Question

An urn contains 9 balls two of whigh are red, three blue and four black. Three balls are drawn at random. The probability that they are of same colour is​

Answer 1

Answer:

Given:

Firstly the total no of ways of choosing 3 balls from the given set of balls is 9C3 = 84 (2 red+ 3 blue + 4 black =9 balls). Same colour can mean 2 red or 2 blue or 2 black balls. Notice that I use the word “or” here and hence I ought to use addition rule. My first case is choosing 2 reds;

2C2 x 7C1=7 (why? 2 reds from the given reds and the third ball from the rest of the balls (9–2=7)). My second case is choosing 2 blues;

3C2 x 6C1=18 (2 blues from the given 3 blues and 1 from the rest).

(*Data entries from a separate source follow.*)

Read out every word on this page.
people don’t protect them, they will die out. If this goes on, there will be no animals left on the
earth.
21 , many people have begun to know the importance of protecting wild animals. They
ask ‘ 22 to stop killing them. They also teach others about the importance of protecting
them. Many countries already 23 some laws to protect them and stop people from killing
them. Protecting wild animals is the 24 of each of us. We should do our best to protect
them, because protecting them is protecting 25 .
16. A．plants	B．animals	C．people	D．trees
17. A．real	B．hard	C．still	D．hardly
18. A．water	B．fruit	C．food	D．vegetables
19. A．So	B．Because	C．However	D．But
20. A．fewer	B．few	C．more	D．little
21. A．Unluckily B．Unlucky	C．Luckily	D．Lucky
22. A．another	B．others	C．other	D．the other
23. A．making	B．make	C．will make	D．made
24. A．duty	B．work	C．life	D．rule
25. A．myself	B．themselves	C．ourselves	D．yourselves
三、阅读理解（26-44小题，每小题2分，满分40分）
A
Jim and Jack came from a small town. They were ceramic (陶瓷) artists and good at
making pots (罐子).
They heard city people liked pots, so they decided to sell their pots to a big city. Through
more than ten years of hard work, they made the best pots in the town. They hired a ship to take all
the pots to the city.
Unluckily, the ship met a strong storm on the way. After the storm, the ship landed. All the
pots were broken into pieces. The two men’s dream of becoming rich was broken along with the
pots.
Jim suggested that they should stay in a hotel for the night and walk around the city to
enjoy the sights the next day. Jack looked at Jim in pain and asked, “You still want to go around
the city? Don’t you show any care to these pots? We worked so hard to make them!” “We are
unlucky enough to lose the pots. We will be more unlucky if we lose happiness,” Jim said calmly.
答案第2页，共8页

My third case’d be choosing 2 blacks;

4C2 x 5C1=30 (2 blacks from the given 4 blacks and 1 from the rest).

Now I add all the three cases and not MULTIPLY them as I don’t need all the three cases to be true at the same time (only one case is taken at a time). Adding so and dividing it by the total no of ways will give me:

Probability=55/84.

PS: Combination is used in this problem over permutation because you are only concerned about choosing the balls and not the order in which you choose them. If you aren’t comfortable that way, take to the “boxes” method for clear understanding.